The state pension is guaranteed for life. So too are final salary pensions. It is the responsibility of the government or your employer to ensure there are sufficient monies to cover paying your pension until you die.
These types of pensions are not very flexible; however, the retirement benefits are extremely valuable. Unfortunately, the increasing cost associated with running these pensions has meant they have become something of a rarity in the private sector. They are, however, still available for workers in the public sectors – civil servants, NHS workers, the police, and teachers.
If your pension is a defined contributions scheme, you can leave your retirement savings untouched and allow them to hopefully grow further; purchase a guaranteed income with an annuity or go for income drawdown. The choice is yours.
However, if you choose to go down the drawdown route, there is always the possibility that your pot will run out, so the answer to the question of how much is a good pension does rather depend on how much you are going to draw down or take out.
Most of this article has concentrated on retiring at 55, but what is a good pension pot at 60 years of age? Let’s take a look.
Retiring at 55 may be beyond your financial means if you want to enjoy a comfortable retirement. But 60 may be feasible as it allows another 5-years during which you and your employer to continue making contributions.
The general rule of thumb within the pension industry is that you should plan for between 20 and 25 times your annual retirement expenditure. So, if you plan on spending £20,000 per annum retirement, the answer to what is a good pension pot looks like this:
- £20,000 x 20 years = £400,000, or
- £20,000 x 25 years = £500,000
The big question, though, is how long you expect your retirement to last. Remember, the average life expectancy is 81.
Getting professional advice
Most private pensions will allow you to access the funds when you reach 55. You can usually withdraw 25% tax-free. Obviously, the more to take out, the less will be left, and if that remainder is earning interest, the less interest it will make. You could decide to take out an annuity, but many people are put off by how little they are guaranteed in terms of regular retirement income.
This is when getting the right professional advice can be invaluable. A wealth management specialist will be able to tell you what is a good pension pot, and whether or not your fund lives up to your expectations. If not, they will be able to advise you on the best steps to take. Your options could include:
- Increasing the size of your pension contributions
- Reevaluating your planned age of retirement
- Reducing your planned expenditure
- Looking for a better return on your investments.
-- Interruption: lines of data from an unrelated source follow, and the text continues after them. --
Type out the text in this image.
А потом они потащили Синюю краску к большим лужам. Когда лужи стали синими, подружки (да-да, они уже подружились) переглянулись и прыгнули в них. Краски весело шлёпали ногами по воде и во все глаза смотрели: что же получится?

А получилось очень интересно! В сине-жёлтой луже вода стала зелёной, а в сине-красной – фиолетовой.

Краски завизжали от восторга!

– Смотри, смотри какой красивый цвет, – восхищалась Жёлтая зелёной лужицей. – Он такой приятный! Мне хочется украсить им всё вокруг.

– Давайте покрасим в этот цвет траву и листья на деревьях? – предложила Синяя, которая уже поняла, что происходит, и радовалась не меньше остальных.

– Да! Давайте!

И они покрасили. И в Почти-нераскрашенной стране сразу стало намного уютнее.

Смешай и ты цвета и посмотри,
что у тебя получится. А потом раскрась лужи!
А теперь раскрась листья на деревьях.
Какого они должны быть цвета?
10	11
The key thing to bear in mind is that drawing down funds from your pension pot is risky. Once the money has gone, you are not likely to be in a position to replace it, and this is where a lot of people go wrong.
Now is the time to act
If you are still some years away from retirement, now is the time to review your pension pot situation. You still have time to modify your plans and make the right investment decisions. If the answer to what is a good pension pot at 55 doesn’t cut the mustard, you still have a few years left to ring the changes.
Don’t take any chances. The closer you get to retirement age, the less manoeuvrability you have. If you need to take professional advice, please do so.
What is a good UK pension income?
A good UK pension pot for a comfortable retirement starts from £19,000 per annum. However, a pension pot of £30,000 to £47,000 per annum is required if you want a more lavish retirement lifestyle.
Can I retire at 60 with 500k in the UK?
Yes, you can retire at 60 with 500K in the UK. However, it depends on the kind of monthly income you want in retirement because your lifestyle and individual circumstances will impact your quality of life. If you are a frugal spender, a 500K pension pot will go a long way, and you can have a comfortable retirement.
How much do I need in my pension to retire at 55 in the UK?
You can access your pension at age 55, but you need to save up more because you are retiring early. If you wish to retire at the age of 55, you need to start saving early, and you will need at least a £500,000 to £650,000 pension pot.